Media industry analyst and author Ken Doctor at USC's Annenberg School.
Media industry analyst and author Ken Doctor at USC's Annenberg School.
Publishers are finally beginning to wean themselves from a crushing addiction to search engine traffic, media analyst Ken Doctor argues, realizing that they must build a core of loyal, paying customers on the Web.

Doctor addressed a crowd as the University of Southern California’s Annenberg School Tuesday afternoon, describing the way Google took now-defunct Knight Ridder by surprise in the 1990's.

“Google traffic went from a good idea and nice-to-have traffic to essentially addiction,” Doctor said, priming the audience for a run through key points in his new book, Newsonomics.  Between 50 and 70 percent of newspapers’ Web traffic now comes from search engines. 

The new strategy, epitomized by The New York Times’ soon-to-be-announced paywall, represents a major shift toward paid content for newspapers operating in a critical time.   More frequent readers will be asked to pay a subscription fee for “all access” to its Web site and/or iPad application.

“Will readers accept this proposal?” Doctor asked.   “We don’t know. There might be a psychological thing going on here, how you transition everybody from this era of ‘news is free’ to ‘news has value online.’”

USC Professor Gabriel Kahn, who invited Doctor to Annenberg as part of a Media, Economics and Entrepreneurship initiative, explained:  “The New York Times has 40 million readers. Some of those readers are worth a lot of money to The Times if they can find a way to charge them.  If you can find a way to extract value from your most valuable customers, then you’ve made a giant leap forward.”

In 2011, newspapers have a lot to contend with.  Print ad revenue and circulation continue to dive while online ad revenue lags.  Tech companies are winning a large majority of that online revenue.  Meanwhile, Doctor reported, newspapers are still getting 85 percent of their revenue from the declining print medium.

The rise of tablets, most noticeably the iPad, appears to have provided some publishers with the kick they needed to start building new revenue streams. 

“The tablet is so interesting.  It’s certifying this new, ‘news anywhere’ era,” Doctor said.  “Really, news companies have thought of this era since the early 90's as: ‘We do two things now, print and online.  We don’t really like to do online, but we do online because we have to, but we’ll figure it out.’”

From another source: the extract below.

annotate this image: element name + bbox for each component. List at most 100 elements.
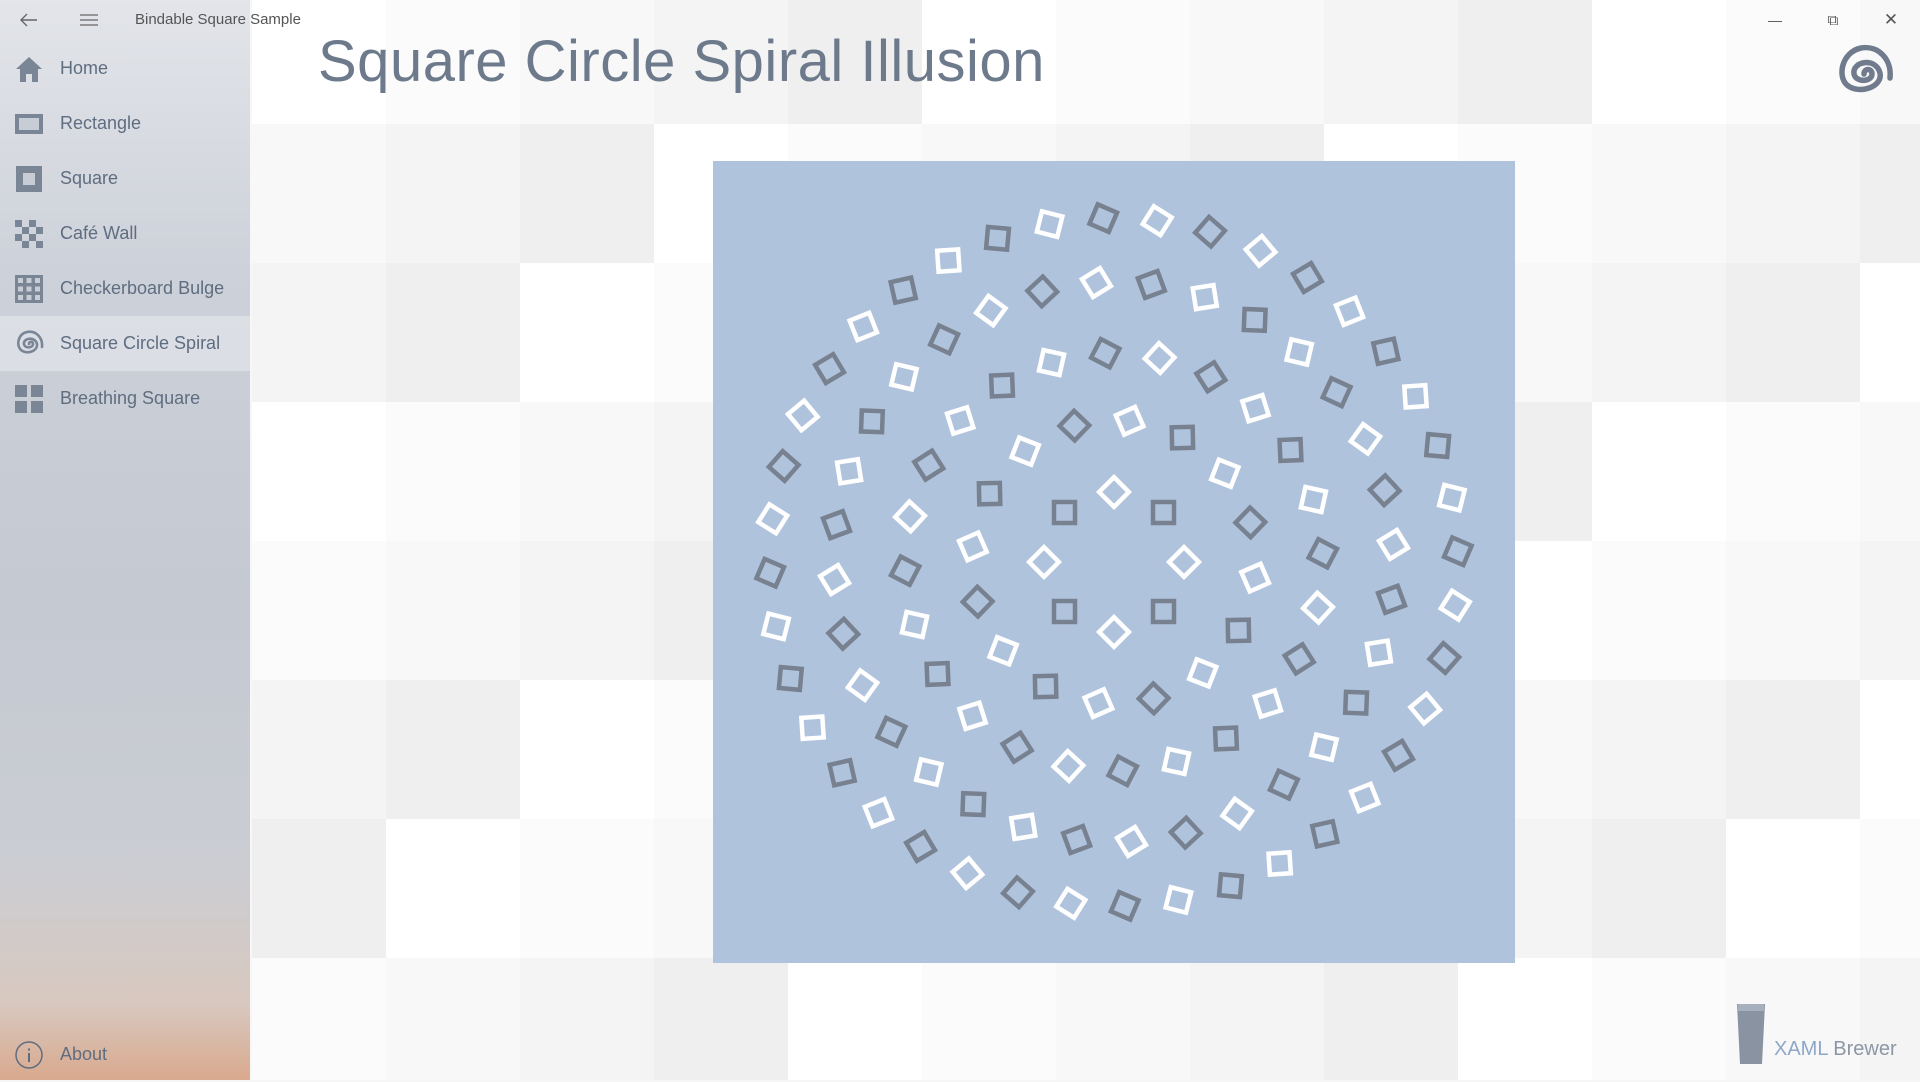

This may be the year that online begins to drive more media companies.  Tablets and smartphones are just beginning to gain widespread adoption, and consumers have demonstrated an affinity for reading news on them.

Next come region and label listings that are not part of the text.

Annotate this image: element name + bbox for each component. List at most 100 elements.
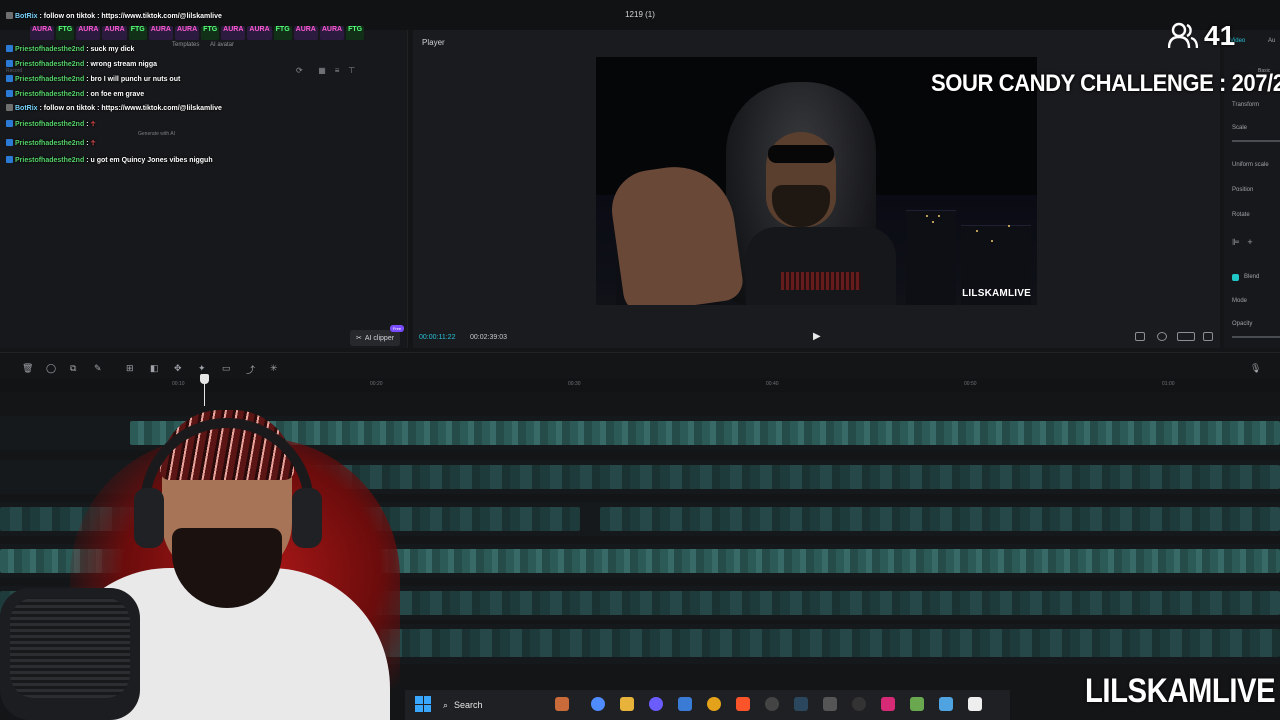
search-icon: ⌕ xyxy=(443,699,449,710)
snap-icon[interactable]: ✳ xyxy=(270,363,278,374)
video-clip[interactable] xyxy=(600,507,1280,531)
fullscreen-icon[interactable] xyxy=(1203,332,1213,341)
chat-line: BotRix : follow on tiktok : https://www.… xyxy=(6,104,222,112)
taskbar-search[interactable]: ⌕ Search xyxy=(435,695,565,715)
instagram-icon[interactable] xyxy=(881,697,895,711)
mod-badge-icon xyxy=(6,90,13,97)
tick: 00:30 xyxy=(568,381,581,387)
emote: FTG xyxy=(273,26,292,40)
tick: 00:50 xyxy=(964,381,977,387)
chat-username: Priestofhadesthe2nd xyxy=(15,121,85,128)
video-clip[interactable] xyxy=(300,465,1280,489)
align-icons[interactable]: ⊫ + xyxy=(1232,237,1253,248)
chat-message: suck my dick xyxy=(90,46,135,53)
delete-icon[interactable]: 🗑 xyxy=(22,363,33,374)
chat-username: BotRix xyxy=(15,13,38,20)
app-icon[interactable] xyxy=(707,697,721,711)
chat-message: follow on tiktok : https://www.tiktok.co… xyxy=(43,13,222,20)
project-name: 1219 (1) xyxy=(625,10,655,19)
blend-checkbox[interactable] xyxy=(1232,274,1239,281)
position-label: Position xyxy=(1232,187,1254,193)
obs-icon[interactable] xyxy=(765,697,779,711)
screen-icon[interactable]: ▭ xyxy=(222,363,231,374)
mod-badge-icon xyxy=(6,60,13,67)
crop-icon[interactable]: ⧉ xyxy=(70,363,76,374)
ratio-icon[interactable] xyxy=(1177,332,1195,341)
capcut-icon[interactable] xyxy=(968,697,982,711)
magic-icon[interactable]: ✦ xyxy=(198,363,206,374)
shirt-print xyxy=(781,272,861,290)
video-clip[interactable] xyxy=(380,629,1280,657)
4k-app-icon[interactable] xyxy=(852,697,866,711)
store-icon[interactable] xyxy=(678,697,692,711)
emote: AURA xyxy=(247,26,272,40)
chat-username: Priestofhadesthe2nd xyxy=(15,91,85,98)
transform-icon[interactable]: ✥ xyxy=(174,363,182,374)
video-watermark: LILSKAMLIVE xyxy=(962,288,1031,299)
ai-clipper-label: AI clipper xyxy=(364,334,395,342)
mirror-icon[interactable]: ◧ xyxy=(150,363,159,374)
minecraft-icon[interactable] xyxy=(910,697,924,711)
opacity-slider[interactable] xyxy=(1232,336,1280,338)
emote: FTG xyxy=(128,26,147,40)
brave-icon[interactable] xyxy=(736,697,750,711)
effect-icon[interactable]: ✎ xyxy=(94,363,102,374)
chat-message: wrong stream nigga xyxy=(90,61,157,68)
tick: 01:00 xyxy=(1162,381,1175,387)
chat-message: bro I will punch ur nuts out xyxy=(90,76,181,83)
headset-earcup xyxy=(134,488,164,548)
chat-username: Priestofhadesthe2nd xyxy=(15,46,85,53)
chat-username: Priestofhadesthe2nd xyxy=(15,61,85,68)
tick: 00:20 xyxy=(370,381,383,387)
emote: FTG xyxy=(346,26,365,40)
mode-label: Mode xyxy=(1232,298,1248,304)
split-icon[interactable]: ⊞ xyxy=(126,363,134,374)
windows-start-icon[interactable] xyxy=(415,696,431,712)
play-icon[interactable]: ▶ xyxy=(813,331,821,342)
tick: 00:10 xyxy=(172,381,185,387)
fit-icon[interactable] xyxy=(1135,332,1145,341)
chat-overlay: AURA FTG AURA AURA FTG AURA AURA FTG AUR… xyxy=(0,0,420,170)
taskbar: ⌕ Search xyxy=(405,690,1010,720)
bot-badge-icon xyxy=(6,12,13,19)
scissors-icon: ✂ xyxy=(356,335,362,342)
hand xyxy=(606,159,746,305)
chat-line: Priestofhadesthe2nd : u got em Quincy Jo… xyxy=(6,156,213,164)
emote: FTG xyxy=(56,26,75,40)
file-explorer-icon[interactable] xyxy=(620,697,634,711)
rotate-label: Rotate xyxy=(1232,212,1250,218)
microphone-icon[interactable]: 🎙 xyxy=(1250,363,1261,374)
chat-username: Priestofhadesthe2nd xyxy=(15,76,85,83)
zoom-icon[interactable] xyxy=(1157,332,1167,341)
notepad-icon[interactable] xyxy=(939,697,953,711)
app-icon[interactable] xyxy=(823,697,837,711)
timeline-ruler[interactable]: 00:10 00:20 00:30 00:40 00:50 01:00 xyxy=(0,378,1280,392)
mod-badge-icon xyxy=(6,156,13,163)
steam-icon[interactable] xyxy=(794,697,808,711)
copilot-icon[interactable] xyxy=(591,697,605,711)
chat-message: follow on tiktok : https://www.tiktok.co… xyxy=(43,105,222,112)
free-badge: Free xyxy=(389,325,405,332)
widgets-icon[interactable] xyxy=(555,697,569,711)
timeline-toolbar: 🗑 ◯ ⧉ ✎ ⊞ ◧ ✥ ✦ ▭ ⤴ ✳ 🎙 xyxy=(0,352,1280,380)
mod-badge-icon xyxy=(6,75,13,82)
emote: FTG xyxy=(201,26,220,40)
microphone-grill xyxy=(10,598,130,698)
chat-line: BotRix : follow on tiktok : https://www.… xyxy=(6,12,222,20)
tab-audio[interactable]: Au xyxy=(1268,38,1275,44)
scale-slider[interactable] xyxy=(1232,140,1280,142)
export-icon[interactable]: ⤴ xyxy=(246,363,255,376)
emote: AURA xyxy=(148,26,173,40)
mod-badge-icon xyxy=(6,139,13,146)
transform-label: Transform xyxy=(1232,102,1260,108)
chat-line: Priestofhadesthe2nd : bro I will punch u… xyxy=(6,75,180,83)
chat-username: Priestofhadesthe2nd xyxy=(15,140,85,147)
freeze-icon[interactable]: ◯ xyxy=(46,363,56,374)
player-title: Player xyxy=(422,38,445,47)
headset-earcup xyxy=(292,488,322,548)
uniform-scale-label[interactable]: Uniform scale xyxy=(1232,162,1269,168)
ai-clipper-button[interactable]: ✂ AI clipper Free xyxy=(350,325,405,346)
chat-username: Priestofhadesthe2nd xyxy=(15,157,85,164)
discord-icon[interactable] xyxy=(649,697,663,711)
tick: 00:40 xyxy=(766,381,779,387)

“'All access’ has arrived,” Doctor declared, saying more than dozen publishers will be following the Times’ lead in the next year or so.  “This is the new business model and everybody is aiming for that five to 15 percent [of really loyal audience members].” 

There is plenty of competition for newspapers, however.   The last decade pushed an array of new non-profit sources, aggregators, urban media startups, content farms and cross-media giants like Comcast and HBO into the fray.

At the same time, an array of marketing companies has popped up, fighting to be the middlemen between advertisers and audiences.   Most radically, advertisers have realized they can succeed by communicate directly with customers on the Web.

“It’s not because they don’t like us,” Doctor said. “They just don’t need us.” 

Kahn said the transforming industry’s painful truths must be examined by more editors and journalists if news publishing is to remain a sustainable profession.

“People who produce content don’t often understand the business models that allow them to do that.  The more they do that, the more successful they’ll be at producing content on a sustainable economic basis,” he said.

“I think the risk is if you let the economics of the news business deteriorate to the point where anything can masquerade as news.”